Seg Fault when Compiling GPU Library

pbarc · September 17, 2019, 11:44pm

Hi Lammps Users,

I am trying to run LAMMPS (7 Aug 2019) with my GPU (NVIDIA Quadro P2000, 5GB), but am running into some issues compiling lib/gpu. I have nvcc version 10.1.243, but when I run nvidia-smi (see full output below) it says CUDA Version 10.2 (do you think this is a potential issue?).

In the lammps/src directory I try compiling the GPU library with
make lib-gpu args="-a sm_70 -b"

but get the following error.

mpicxx -DMPI_GERYON -DUCL_NO_EXIT -DMPICH_IGNORE_CXX_SEEK -DOMPI_SKIP_MPICXX=1 -fPIC -O2 -DLAMMPS_SMALLBIG -D_SINGLE_DOUBLE -I/usr/local/cuda/include -DUSE_CUDPP -Icudpp_mini -o lal_lj_sdk_long.o -c lal_lj_sdk_long.cpp -I./
Segmentation fault (core dumped)
Nvidia.makefile:166: recipe for target 'radixsort_app.cu_o' failed

I tried changing the architecture flag, but get similar errors.

I also tried making from the lammps/lib/gpu directory with
make -f Makefile.linux clean
make -f Makefile.linux

but I get a similar error

mpicxx -DMPI_GERYON -DUCL_NO_EXIT -DMPICH_IGNORE_CXX_SEEK -DOMPI_SKIP_MPICXX=1 -fPIC -O2 -DLAMMPS_SMALLBIG -D_SINGLE_DOUBLE -I/usr/local/cuda/include -DUSE_CUDPP -Icudpp_mini -o cudpp_plan_manager.o -c cudpp_mini/cudpp_plan_manager.cpp -Icudpp_mini
nvcc -I/usr/local/cuda/include -DUNIX -O3 --use_fast_math -DLAMMPS_SMALLBIG -Xcompiler -fPIC -Icudpp_mini -arch=sm_70 -D_SINGLE_DOUBLE -o radixsort_app.cu_o -c cudpp_mini/radixsort_app.cu
Segmentation fault (core dumped)
Nvidia.makefile:166: recipe for target 'radixsort_app.cu_o' failed
make: *** [radixsort_app.cu_o] Error 139

My CUDA_HOME=/usr/local/cuda.

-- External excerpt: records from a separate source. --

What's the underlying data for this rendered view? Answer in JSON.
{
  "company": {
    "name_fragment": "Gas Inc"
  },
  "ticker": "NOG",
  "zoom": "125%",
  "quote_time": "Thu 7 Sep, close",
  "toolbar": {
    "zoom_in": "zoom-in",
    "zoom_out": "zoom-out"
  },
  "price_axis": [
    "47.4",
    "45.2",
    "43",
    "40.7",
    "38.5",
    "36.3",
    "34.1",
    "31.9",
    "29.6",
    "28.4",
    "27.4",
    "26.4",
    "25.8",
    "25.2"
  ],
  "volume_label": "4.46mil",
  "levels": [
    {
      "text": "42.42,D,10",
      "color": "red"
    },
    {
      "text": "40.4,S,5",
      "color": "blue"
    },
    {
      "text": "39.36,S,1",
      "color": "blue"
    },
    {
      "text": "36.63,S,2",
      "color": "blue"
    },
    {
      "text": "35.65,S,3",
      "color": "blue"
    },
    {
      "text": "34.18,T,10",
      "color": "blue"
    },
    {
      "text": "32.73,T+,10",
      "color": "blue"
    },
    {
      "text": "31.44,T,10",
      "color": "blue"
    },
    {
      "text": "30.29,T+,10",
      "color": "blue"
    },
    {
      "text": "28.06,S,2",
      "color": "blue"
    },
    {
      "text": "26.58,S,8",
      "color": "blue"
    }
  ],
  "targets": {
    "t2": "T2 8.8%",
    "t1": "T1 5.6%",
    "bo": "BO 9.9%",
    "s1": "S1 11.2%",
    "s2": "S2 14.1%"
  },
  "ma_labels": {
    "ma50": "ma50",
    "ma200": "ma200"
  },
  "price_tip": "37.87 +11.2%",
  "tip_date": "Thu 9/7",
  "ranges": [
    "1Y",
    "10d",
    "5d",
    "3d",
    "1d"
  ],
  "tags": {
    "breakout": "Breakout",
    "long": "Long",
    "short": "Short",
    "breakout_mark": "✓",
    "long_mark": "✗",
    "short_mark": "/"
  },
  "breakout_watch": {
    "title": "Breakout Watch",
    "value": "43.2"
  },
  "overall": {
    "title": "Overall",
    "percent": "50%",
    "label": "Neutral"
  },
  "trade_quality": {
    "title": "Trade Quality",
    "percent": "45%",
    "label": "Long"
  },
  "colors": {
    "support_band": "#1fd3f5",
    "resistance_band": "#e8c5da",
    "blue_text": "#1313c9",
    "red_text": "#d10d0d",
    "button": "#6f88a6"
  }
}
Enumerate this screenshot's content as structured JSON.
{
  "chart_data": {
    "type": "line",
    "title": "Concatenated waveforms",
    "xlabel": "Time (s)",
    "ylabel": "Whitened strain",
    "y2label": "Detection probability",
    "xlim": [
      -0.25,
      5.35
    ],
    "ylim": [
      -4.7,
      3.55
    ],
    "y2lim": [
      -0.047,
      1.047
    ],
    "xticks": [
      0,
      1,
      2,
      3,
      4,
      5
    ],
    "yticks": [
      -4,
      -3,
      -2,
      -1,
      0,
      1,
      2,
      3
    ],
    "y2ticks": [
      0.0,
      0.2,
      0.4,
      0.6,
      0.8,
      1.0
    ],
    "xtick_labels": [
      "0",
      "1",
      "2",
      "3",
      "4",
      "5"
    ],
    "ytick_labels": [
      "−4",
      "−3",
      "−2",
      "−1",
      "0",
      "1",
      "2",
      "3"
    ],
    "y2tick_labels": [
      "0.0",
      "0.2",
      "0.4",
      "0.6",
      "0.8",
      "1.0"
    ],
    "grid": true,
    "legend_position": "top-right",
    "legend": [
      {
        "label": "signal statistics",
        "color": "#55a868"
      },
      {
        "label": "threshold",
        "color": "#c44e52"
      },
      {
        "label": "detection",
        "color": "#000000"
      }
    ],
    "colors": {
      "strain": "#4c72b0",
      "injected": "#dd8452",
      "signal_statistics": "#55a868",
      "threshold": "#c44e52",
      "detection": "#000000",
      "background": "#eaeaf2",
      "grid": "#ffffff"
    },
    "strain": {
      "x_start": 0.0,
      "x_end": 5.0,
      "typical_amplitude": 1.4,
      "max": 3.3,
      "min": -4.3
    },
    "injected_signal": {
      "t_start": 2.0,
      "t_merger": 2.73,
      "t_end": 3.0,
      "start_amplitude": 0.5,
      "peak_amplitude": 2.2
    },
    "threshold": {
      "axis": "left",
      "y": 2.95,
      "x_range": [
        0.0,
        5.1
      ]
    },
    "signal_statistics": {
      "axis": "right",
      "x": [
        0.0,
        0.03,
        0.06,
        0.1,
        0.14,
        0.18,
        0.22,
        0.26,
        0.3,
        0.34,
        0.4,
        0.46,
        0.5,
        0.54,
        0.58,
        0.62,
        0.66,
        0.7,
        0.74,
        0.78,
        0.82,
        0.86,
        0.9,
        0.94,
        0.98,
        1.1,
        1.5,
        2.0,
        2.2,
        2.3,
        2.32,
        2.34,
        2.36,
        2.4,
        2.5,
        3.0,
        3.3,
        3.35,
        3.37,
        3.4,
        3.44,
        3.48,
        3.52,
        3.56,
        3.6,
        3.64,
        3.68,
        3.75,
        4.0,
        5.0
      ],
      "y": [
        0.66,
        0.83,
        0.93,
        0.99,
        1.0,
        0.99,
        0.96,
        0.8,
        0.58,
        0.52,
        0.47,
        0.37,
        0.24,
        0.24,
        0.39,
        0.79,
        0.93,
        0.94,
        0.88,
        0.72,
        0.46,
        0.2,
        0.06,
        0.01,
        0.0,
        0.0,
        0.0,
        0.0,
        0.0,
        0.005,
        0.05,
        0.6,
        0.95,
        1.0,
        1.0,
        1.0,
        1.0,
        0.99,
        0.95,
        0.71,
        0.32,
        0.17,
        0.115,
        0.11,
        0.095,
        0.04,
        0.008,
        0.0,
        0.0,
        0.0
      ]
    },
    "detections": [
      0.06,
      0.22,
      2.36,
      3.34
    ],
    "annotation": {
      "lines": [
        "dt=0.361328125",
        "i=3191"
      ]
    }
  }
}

I have limited experience compiling with nvcc/GPU's, but I was able to successfully compile and run "Hello World!" examples with nvcc.

Any help would be greatly appreciated, as I am lost with how to fix this issue.

Thanks for your help, and please let me know if I should provide more info.

Best,
Paul Barclay

nvidia-smi

pbarc · September 17, 2019, 11:49pm

I forgot to include my OS info. It's Ubuntu 18.04.3

akohlmey · September 18, 2019, 12:35pm

Hi Lammps Users,

I am trying to run LAMMPS (7 Aug 2019) with my GPU (NVIDIA Quadro P2000,
5GB), but am running into some issues compiling lib/gpu. I have nvcc
version 10.1.243, but when I run nvidia-smi (see full output below) it
says CUDA Version 10.2 (do you think this is a potential issue?).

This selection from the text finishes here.